Originally published on Mockingbird.
Six days into the New Year, I chose my resolution. After two canceled holiday trips, a postponed funeral, a Covid Christmas, two winter snowstorms and five days without power, I decided my resolution for 2022 was to plan less. Actually, I believe my exact quote was “I will absolutely not plan anything for an entire year.” Driving to my parent’s house to use their internet and watch television, I swore to my daughters, “I am not scheduling anything more than one event out. So right now, I am planning to arrive at Mimi’s house. Then we can talk about what we will do next.”
One of them asked me about dinner. “That is not next. Only one event in the future. So we will just see when we get to dinner.” The other daughter asked what we would do tomorrow. “That is not the next thing. So again, not discussing.”
On the phone that afternoon, my middle daughter told her aunt, “My mom gave up planning for her New Year’s so we have no idea what will happen next!” This message was delivered with slightly breathless, possibly terrified excitement. And as a child of a previously organized mother, this behavior felt reckless and precarious to her.

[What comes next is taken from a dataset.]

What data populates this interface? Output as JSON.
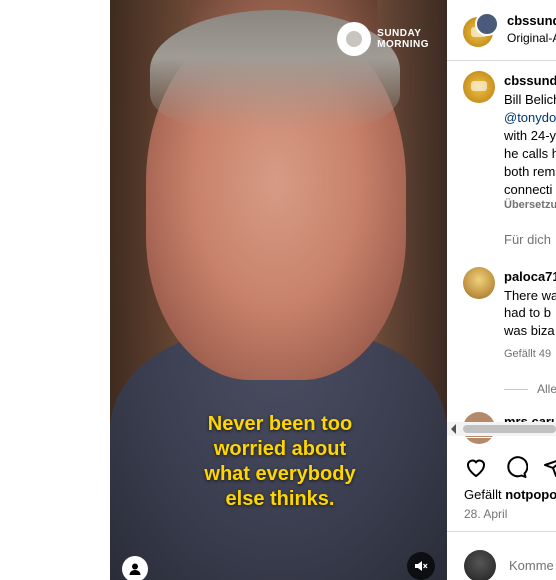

Eventually, the power came back on and one of my planned activities was not canceled, I relaxed my moratorium a bit. Occasionally I have a plan for dinner or the next day. After months and months of plans being canceled or postponed, it feels safer to just not plan. On a good day, I say this is mindfulness. Most days, I think it may just be fatalistic resignation.
Regardless, the idea of giving something up for Lent, or even considering Lent, feels unnecessary. It’s laughable to believe we know what the next forty days will hold. What if I spend forty days denying myself sugar or television or Facebook and also have to give up work, time with friends, vacations, dinners out or school for my kids? Maybe we should just let the universe tell us what we will give up.

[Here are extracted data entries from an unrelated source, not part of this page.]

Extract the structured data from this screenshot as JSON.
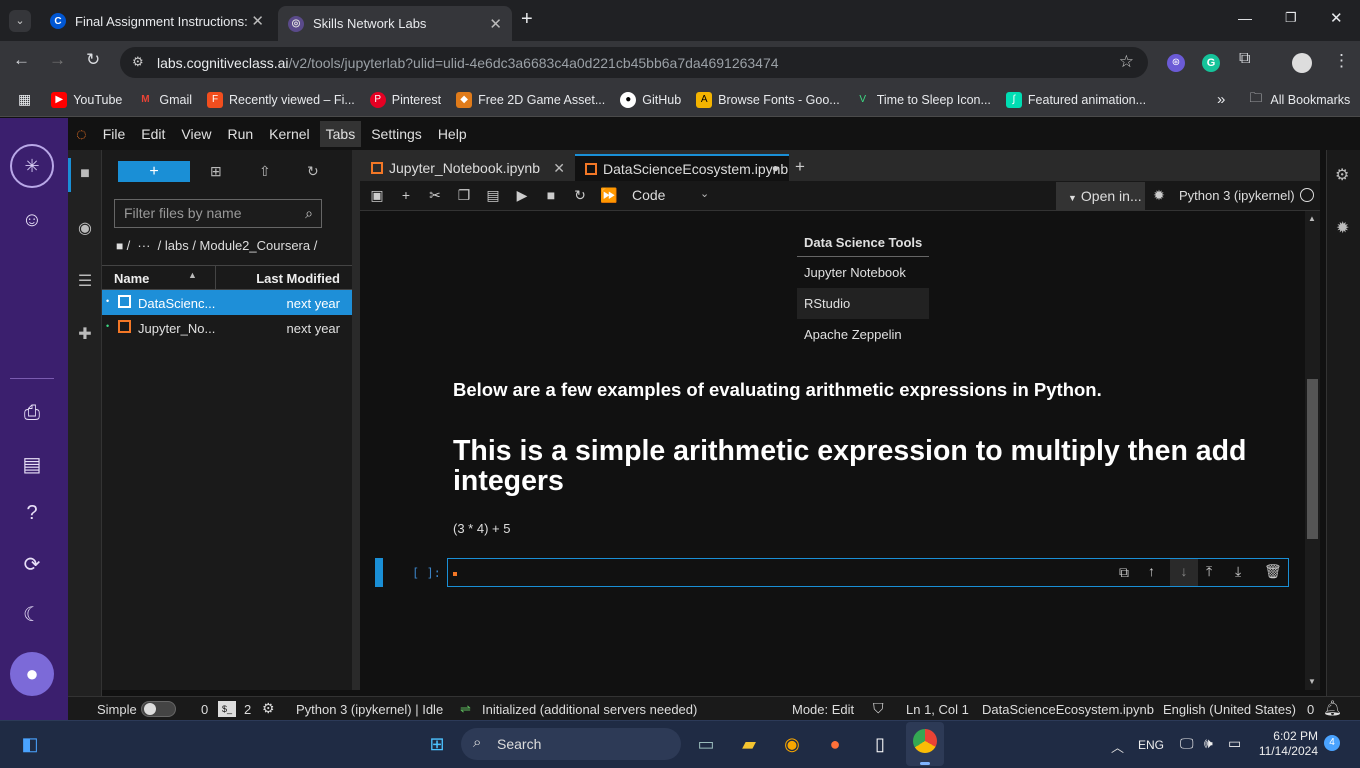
{
  "browser": {
    "tabs": [
      {
        "title": "Final Assignment Instructions: C",
        "icon": "coursera-icon",
        "active": false
      },
      {
        "title": "Skills Network Labs",
        "icon": "skills-network-icon",
        "active": true
      }
    ],
    "new_tab": "+",
    "url_host": "labs.cognitiveclass.ai",
    "url_path": "/v2/tools/jupyterlab?ulid=ulid-4e6dc3a6683c4a0d221cb45bb6a7da4691263474",
    "bookmarks": [
      {
        "label": "YouTube",
        "icon": "youtube-icon",
        "color": "#ff0000"
      },
      {
        "label": "Gmail",
        "icon": "gmail-icon",
        "color": "#ea4335"
      },
      {
        "label": "Recently viewed – Fi...",
        "icon": "figma-icon",
        "color": "#f24e1e"
      },
      {
        "label": "Pinterest",
        "icon": "pinterest-icon",
        "color": "#e60023"
      },
      {
        "label": "Free 2D Game Asset...",
        "icon": "game-asset-icon",
        "color": "#e07b1a"
      },
      {
        "label": "GitHub",
        "icon": "github-icon",
        "color": "#ffffff"
      },
      {
        "label": "Browse Fonts - Goo...",
        "icon": "google-fonts-icon",
        "color": "#f4b400"
      },
      {
        "label": "Time to Sleep Icon...",
        "icon": "vector-icon",
        "color": "#3ddc84"
      },
      {
        "label": "Featured animation...",
        "icon": "lottie-icon",
        "color": "#00ddb3"
      }
    ],
    "bookmarks_overflow": "»",
    "all_bookmarks": "All Bookmarks"
  },
  "jupyter": {
    "menu": [
      "File",
      "Edit",
      "View",
      "Run",
      "Kernel",
      "Tabs",
      "Settings",
      "Help"
    ],
    "menu_highlight": "Tabs",
    "filebrowser": {
      "new_button": "+",
      "filter_placeholder": "Filter files by name",
      "breadcrumb": "/  ···  / labs / Module2_Coursera /",
      "col_name": "Name",
      "col_modified": "Last Modified",
      "sort_glyph": "▲",
      "files": [
        {
          "name": "DataScienc...",
          "modified": "next year",
          "selected": true
        },
        {
          "name": "Jupyter_No...",
          "modified": "next year",
          "selected": false
        }
      ]
    },
    "notebook_tabs": [
      {
        "title": "Jupyter_Notebook.ipynb",
        "active": false
      },
      {
        "title": "DataScienceEcosystem.ipynb",
        "active": true
      }
    ],
    "add_tab": "+",
    "cell_type": "Code",
    "open_in": "Open in...",
    "kernel": "Python 3 (ipykernel)",
    "table": {
      "header": "Data Science Tools",
      "rows": [
        "Jupyter Notebook",
        "RStudio",
        "Apache Zeppelin"
      ]
    },
    "intro_text": "Below are a few examples of evaluating arithmetic expressions in Python.",
    "heading": "This is a simple arithmetic expression to multiply then add integers",
    "expression": "(3 * 4) + 5",
    "prompt": "[ ]:",
    "status": {
      "mode_label": "Simple",
      "count1": "0",
      "count2": "2",
      "kernel_status": "Python 3 (ipykernel) | Idle",
      "lsp_status": "Initialized (additional servers needed)",
      "mode": "Mode: Edit",
      "cursor": "Ln 1, Col 1",
      "file": "DataScienceEcosystem.ipynb",
      "language": "English (United States)",
      "notifications": "0"
    }
  },
  "taskbar": {
    "search": "Search",
    "lang": "ENG",
    "time": "6:02 PM",
    "date": "11/14/2024",
    "badge": "4"
  }
}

This resignation to fatalism (and by “fatalism,” I mean God) is exactly why I think we need Lent. Not just the abstaining from behaviors part of Lent but the whole thing. For six weeks, we acknowledge our inability to control anything, including our moods about anything. We remember the history of God’s people making their own plans to enter the promised land and seeing those plans fall apart, for forty years in the wilderness.
In Lent, we reflect on our need for someone else to take charge, to create a future, to save us from our own despair and darkness. We are powerless, but there is one who is powerful. Lent is more than a time of gloom; it is meant to shine a spotlight on the brilliant grace of Jesus.
The StoryMakers Lent zine is all about Jesus’ parables, which might seem like an odd topic for Lent. But I couldn’t think of a better way to spend six weeks. While it is written for children, I found myself reminded that God is always in pursuit of his people. In the parable of the Lost Sheep, StoryMakers linked the search for the lost animal to God’s search for Adam and Eve, Cain, Moses and others. The story of God is the story of a shepherd never giving up on his beloved sheep. He has not forgotten us in the wilderness, even when we feel alone and left behind.
Like my children, I have worried that the adults do not have a plan. No one is thinking more than one activity out and it all feels reckless and precarious. The good news of the parable is that God always has a plan. He is always on the move towards us and nothing is a surprise to him. In Luke 15, there is never even the hint the Shepherd’s search will fail. Instead, what we are guaranteed is rejoicing when the sheep is found. “He calls together his friends and his neighbors, saying to them, ‘Rejoice with me, for I have found my sheep that was lost.’”
While my cancelled plans and abandoned dreams seem never-ending, the season of Lent is not endless. It lasts for a season that gives way to Easter. God does not abandon us in our languishing. God did not leave his people wandering in the wilderness, even if it might have seemed like he did. God entered into our world to die for our hopelessness, our pessimism, and our cynicism. God sent his son to die and rise from the dead, to be our ultimate hope. We are not forgotten. God has made a way for us. Lent reminds us that even our most depressing moments and seasons come to an end, in the glorious resurrection of our Savior."